Image Source: https://quickbooks.intuit.com
Discover the potential of LangChain, an advanced framework tailored for creating language models that empower developers to streamline intricate Natural Language Processing (NLP) pipelines easily. When constructing these pipelines, monitoring your token usage is imperative, particularly for calls that hinge on paid APIs like OpenAI’s GPT-3.
Join me in this tutorial as we explore the ins and outs of tracking token usage in your NLP calls, including the associated token costs — configurable to match your organization’s pricing arrangements — using LangChain.
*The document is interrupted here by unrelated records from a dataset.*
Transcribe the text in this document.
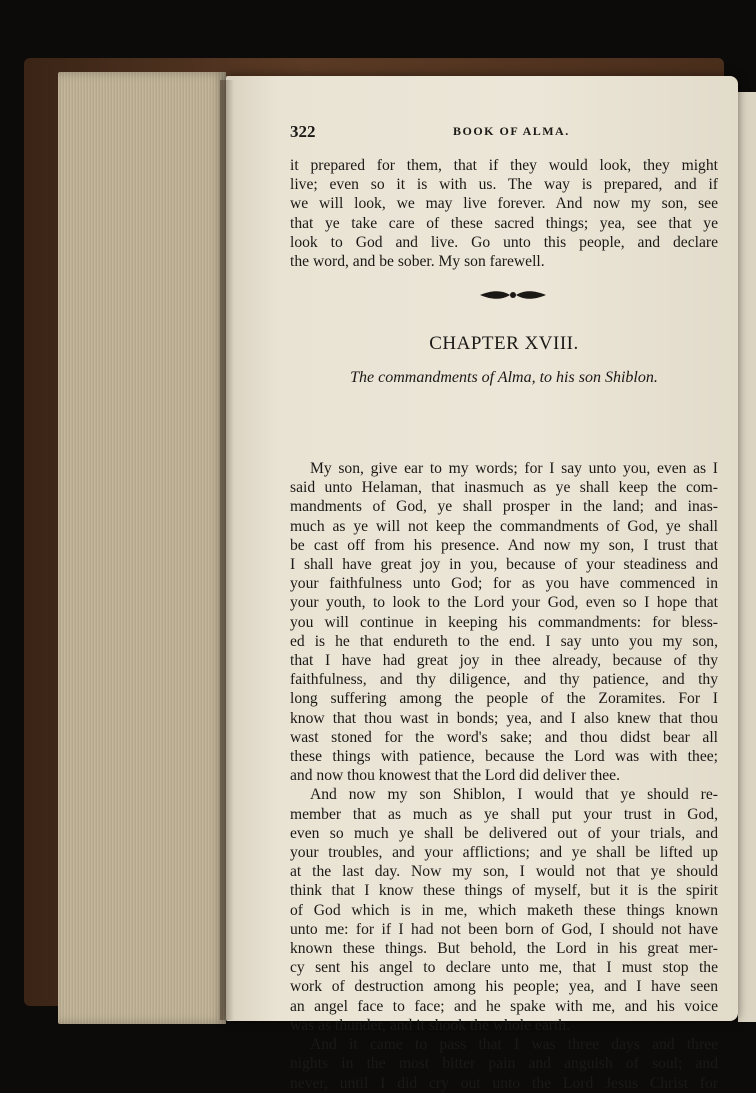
322	BOOK OF ALMA.
it prepared for them, that if they would look, they might
live; even so it is with us. The way is prepared, and if
we will look, we may live forever. And now my son, see
that ye take care of these sacred things; yea, see that ye
look to God and live. Go unto this people, and declare
the word, and be sober. My son farewell.
CHAPTER XVIII.
The commandments of Alma, to his son Shiblon.
My son, give ear to my words; for I say unto you, even as I
said unto Helaman, that inasmuch as ye shall keep the com-
mandments of God, ye shall prosper in the land; and inas-
much as ye will not keep the commandments of God, ye shall
be cast off from his presence. And now my son, I trust that
I shall have great joy in you, because of your steadiness and
your faithfulness unto God; for as you have commenced in
your youth, to look to the Lord your God, even so I hope that
you will continue in keeping his commandments: for bless-
ed is he that endureth to the end. I say unto you my son,
that I have had great joy in thee already, because of thy
faithfulness, and thy diligence, and thy patience, and thy
long suffering among the people of the Zoramites. For I
know that thou wast in bonds; yea, and I also knew that thou
wast stoned for the word's sake; and thou didst bear all
these things with patience, because the Lord was with thee;
and now thou knowest that the Lord did deliver thee.
And now my son Shiblon, I would that ye should re-
member that as much as ye shall put your trust in God,
even so much ye shall be delivered out of your trials, and
your troubles, and your afflictions; and ye shall be lifted up
at the last day. Now my son, I would not that ye should
think that I know these things of myself, but it is the spirit
of God which is in me, which maketh these things known
unto me: for if I had not been born of God, I should not have
known these things. But behold, the Lord in his great mer-
cy sent his angel to declare unto me, that I must stop the
work of destruction among his people; yea, and I have seen
an angel face to face; and he spake with me, and his voice
was as thunder, and it shook the whole earth.
And it came to pass that I was three days and three
nights in the most bitter pain and anguish of soul; and
never, until I did cry out unto the Lord Jesus Christ for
It’s crucial to highlight that this tracking feature is currently limited to the OpenAI API, providing you with enhanced control over your resource management. Additionally, we’ll delve into the customization of the per 1k token cost, acknowledging the unique pricing structures for enterprises leveraging OpenAI.
What are tokens and how they are calculated?
Tokens, the building blocks of words, play a crucial role in Open AI API processing. These units comprise about 4 characters or ¾ words in English. Here are some helpful rules of thumb for understanding tokens in terms of lengths:
- 1 token ~= 4 chars in English
- 1 token ~= ¾ words
- 100 tokens ~= 75 words
- 1–2 sentences ≈ 30 tokens
- 1 paragraph ≈ 100 tokens
To understand tokenization, you have the option of utilizing an interactive Tokenizer tool. This tool not only enables you to compute the token count but also provides insights into the segmentation of text into tokens. Alternatively, for programmatic tokenization, consider employing Tiktoken — an efficient tokenizer designed specifically for OpenAI models.
Why Token calculation is important?
The token consumption in a single API call varies depending on the chosen LLM (Large Language Model).
For instance, when utilizing gpt-3.5-turbo, there is a maximum limit of 4,096 tokens for both the input prompt and the completion. If the input prompt already uses 3,500 tokens, the remaining capacity for the completion/output response is restricted to 596 tokens.
This underscores the importance of managing token usage effectively to stay within the specified limits of the chosen language model.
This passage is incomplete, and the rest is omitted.